Siegel and Agins Co., LPA -- A Legal Professional Association with a Primary Focus on Special Education and the Law

Nonverbal Learning Disability as a Distinct Disability

A nonverbal learning disability (NLD) is a disability that makes it difficult to use and understand nonverbal communication. Problems with connections on the right side of the brain are thought to cause NLD. A child with NLD is both symptomatically and behaviorally similar to a person who has sustained a severe head injury to the right cerebral hemisphere, which results in disorganized and oppositional behavior and a difficult time following a change in routine. Some researchers group NLD with pervasive developmental disorder not otherwise specified and Asperger’s syndrome while other researchers view NLD as an entirely distinct disability.

Nonverbal learning disability is typically identified by a review of a student’s intelligence quotient (IQ) test scores. Students with NLD often score much higher on the verbal sections of a test than on the performance sections, which measure visual/spatial skills through the use of puzzles, mazes, graphs, mathematics, and/or understanding written instructions. Normally, the difference in the scores is used as a threshold for diagnosis of NLD and is around 15 points lower or as much as 40 points lower on the performance section than the verbal section. A higher difference indicates a more severe form of NLD.

Although IQ test scores may offer proof of NLD, it is often not diagnosed until pre-adolescence. This is generally due to the fact that children with NLD often have excellent language skills, which makes the learning disability less identifiable. Nonverbal learning disability becomes more apparent when school work becomes more difficult. Students with NLD often have difficulties with reading comprehension, understanding literary devices and mathematics, and thinking creatively.

Nonverbal learning disability is a rare learning disability. While 10% of the people of the general population have learning disabilities, only 1% to 10% of those with learning disabilities have NLD. This fact combined with the difficulty of identifying NLD often leads to the mistreatment of students with NLD by educators. Students with NLD are often viewed as too talkative by classroom teachers and as too clumsy by physical education teachers. Educators should learn about the effects of NLD as well as the identifying features of the disability in order to prevent a student with NLD from developing anxiety and low self-esteem as a result of mistreatment.

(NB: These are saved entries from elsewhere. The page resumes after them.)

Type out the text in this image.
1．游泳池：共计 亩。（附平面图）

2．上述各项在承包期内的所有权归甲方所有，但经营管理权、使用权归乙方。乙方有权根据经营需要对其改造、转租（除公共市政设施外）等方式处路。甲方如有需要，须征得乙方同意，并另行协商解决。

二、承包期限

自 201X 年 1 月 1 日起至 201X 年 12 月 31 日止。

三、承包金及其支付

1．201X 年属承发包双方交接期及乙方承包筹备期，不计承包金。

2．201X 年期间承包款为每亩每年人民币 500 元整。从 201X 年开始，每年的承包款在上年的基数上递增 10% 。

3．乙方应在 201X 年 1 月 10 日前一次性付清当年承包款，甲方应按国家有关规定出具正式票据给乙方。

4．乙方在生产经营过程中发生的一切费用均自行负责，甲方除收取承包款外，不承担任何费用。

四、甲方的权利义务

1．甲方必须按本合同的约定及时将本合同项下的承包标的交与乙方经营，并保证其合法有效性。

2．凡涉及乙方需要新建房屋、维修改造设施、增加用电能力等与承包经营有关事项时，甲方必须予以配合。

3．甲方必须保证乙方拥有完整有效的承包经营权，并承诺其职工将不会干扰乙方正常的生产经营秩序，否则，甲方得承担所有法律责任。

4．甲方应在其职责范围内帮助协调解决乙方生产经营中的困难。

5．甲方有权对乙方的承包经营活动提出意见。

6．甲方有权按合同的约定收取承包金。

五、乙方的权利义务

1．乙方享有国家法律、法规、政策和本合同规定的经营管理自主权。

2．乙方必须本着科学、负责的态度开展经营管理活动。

There are many negative effects associated with NLD. Nonverbal learning disabilities make it difficult for students to participate in nonverbal reasoning and to comprehend nonverbal communication. Students with NLD have a decreased capacity to understand nonverbal communications like gestures, body language, and facial expressions. In addition, students with NLD have trouble using nonverbal communications themselves. As a result, a student with NLD may not comply with social rules regarding personal space, eye contact, and the use of nonverbal communication to express feelings or comprehension. Finally, NLD makes it difficult for students to respond to information presented to them in a nonverbal manner. As a result, students with NLD may have to convert nonverbal information into a verbal form in order to understand or remember the information. To illustrate, a student with NLD taking geometry must talk a problem into a tape recorder and play it back, whereas most students write down the problem and use graphics to see it visually.

In addition to the above-mentioned difficulties that a student with NLD may have, students with NLD often have difficulties with their motor skills, may appear to be clumsy, and have difficulties with ordinary tasks like using scissors or tying shoes.

Finally, students with NLD may exhibit difficulties with tasks involving visual, spatial, and organizational skills. As a result, students with NLD may become lost easily, have difficulties in identifying causal relationships, or have troubles with nonverbal abstract reasoning.